AeroBrief| New-old plane, Kazakh LCC & Dassault’s “no” to Canada
On November 8, 2018: Air Astana announced a launch of a new, “very, very safe” LCC; Azur Air flies the first (but not so new) Boeing 737-900ER in Russia; while Dassault Aviation opts out from Canadian Air Force fighter jet tender, allegedly over “security requirements” concerns.
Dassault withdraws from Canada fighter tender
Dassault Aviation renounced to offer the Rafale fighter jet in The Royal Canadian Air Force’s tender for 88 fighters. The French plane manufacturer is not convinced that it can meet the “required security requirements”, including the transfer of knowledge and interoperability.
What could have been the problem for Dassault is the fact that France does not belong to the "Five Eyes" intelligence alliance, comprising the United States, Australia, Canada, New Zealand and the UK, according to sources close to the matter quoted by Reuters.
Swedish Saab, which is one of the remaining candidates in Canada’s competition with its JAS 39 Gripen, could face the very same problem.
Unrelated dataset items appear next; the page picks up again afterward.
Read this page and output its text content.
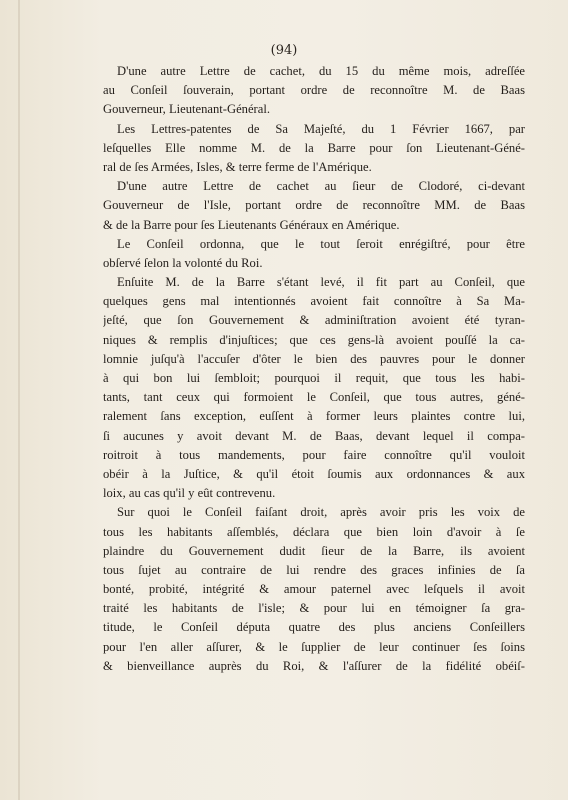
(94)
D'une autre Lettre de cachet, du 15 du même mois, adreſſée
au Conſeil ſouverain, portant ordre de reconnoître M. de Baas
Gouverneur, Lieutenant-Général.
Les Lettres-patentes de Sa Majeſté, du 1 Février 1667, par
leſquelles Elle nomme M. de la Barre pour ſon Lieutenant-Géné-
ral de ſes Armées, Isles, & terre ferme de l'Amérique.
D'une autre Lettre de cachet au ſieur de Clodoré, ci-devant
Gouverneur de l'Isle, portant ordre de reconnoître MM. de Baas
& de la Barre pour ſes Lieutenants Généraux en Amérique.
Le Conſeil ordonna, que le tout ſeroit enrégiſtré, pour être
obſervé ſelon la volonté du Roi.
Enſuite M. de la Barre s'étant levé, il fit part au Conſeil, que
quelques gens mal intentionnés avoient fait connoître à Sa Ma-
jeſté, que ſon Gouvernement & adminiſtration avoient été tyran-
niques & remplis d'injuſtices; que ces gens-là avoient pouſſé la ca-
lomnie juſqu'à l'accuſer d'ôter le bien des pauvres pour le donner
à qui bon lui ſembloit; pourquoi il requit, que tous les habi-
tants, tant ceux qui formoient le Conſeil, que tous autres, géné-
ralement ſans exception, euſſent à former leurs plaintes contre lui,
ſi aucunes y avoit devant M. de Baas, devant lequel il compa-
roitroit à tous mandements, pour faire connoître qu'il vouloit
obéir à la Juſtice, & qu'il étoit ſoumis aux ordonnances & aux
loix, au cas qu'il y eût contrevenu.
Sur quoi le Conſeil faiſant droit, après avoir pris les voix de
tous les habitants aſſemblés, déclara que bien loin d'avoir à ſe
plaindre du Gouvernement dudit ſieur de la Barre, ils avoient
tous ſujet au contraire de lui rendre des graces infinies de ſa
bonté, probité, intégrité & amour paternel avec leſquels il avoit
traité les habitants de l'isle; & pour lui en témoigner ſa gra-
titude, le Conſeil députa quatre des plus anciens Conſeillers
pour l'en aller aſſurer, & le ſupplier de leur continuer ſes ſoins
& bienveillance auprès du Roi, & l'aſſurer de la fidélité obéiſ-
Other proposals include the Boeing F-18 Super Hornet, Lockheed Martin F-35 and Eurofighter Typhoon.
Air Astana to launch LCC, promises no “compromises” on safety
Air Astana, the flag carrier of the Republic of Kazakhstan, announced it is launching a low cost subsidiary called FlyArystan in the first half of 2019. Initially, the new airline will fly domestic routes, operating a fleet of four Airbus A320s, but hopes to expand the fleet to 15 aircraft by 2022.
FlyArystan is to “strictly” follow a classic LCC model, as exemplified by easyjet, Indigo, Cebu Pacific, and Air Asia, but not to compromise on safety or regulation, a release by the parent company states. “[...] there will be no degradation of airline safety or reliability standards. All safety standards and regulatory processes to which Air Astana is subject, will automatically apply to FlyArystan,” it reads.
It is no coincidence Air Astana stresses safety standards. Considered as unsafe, from 2009 until December 2016, all Kazakh airlines were banned from entering the European Union skies. With one exception - Air Astana had the permit to fly to EU, but with restrictions.
Launched in 2007, Boeing 737-900ER finally enters Russia
On November 7, 2018, Russian charter airline Azur Air made a major announcement of becoming the first Boeing 737-900ER operator in Russia, in a step that marks “the beginning of the next stage” in the airline’s development, the company stated.
“We had the honor of being the first in Russia to begin active operation of this type [of aircraft], and the company is fully prepared: the flight and technical staff have received appropriate training. Working with the Boeing 737-900ER will give the airline a certain experience and the opportunity to share it with colleagues afterwards. In addition, the appearance of this modern type in our fleet speaks of continuing the course for the gradual rejuvenation of the fleet,” Yury Stogniy, Director General of Azur Air, is quoted as saying in a statement.
However, the “modernity” of the aircraft depends on how you look at it. It is indeed one of Boeing 737 NG family aircraft. It is also a step up for Azur, which intends to employ the plane on some routes that it currently operates using its six Boeing 737-800s (average age 19.1 years). On the other hand, Boeing 737-900ER first entered service with Lion Air back in 2007. As for the specific aircraft the Azur has leased - it was also made in 2007 and began service with Lion Air.
The airline is launching the first flight using the new addition to its fleet on November 8, 2018, between Moscow and Antalya (Turkey). The airline expects a second 737-900ER to arrive shortly.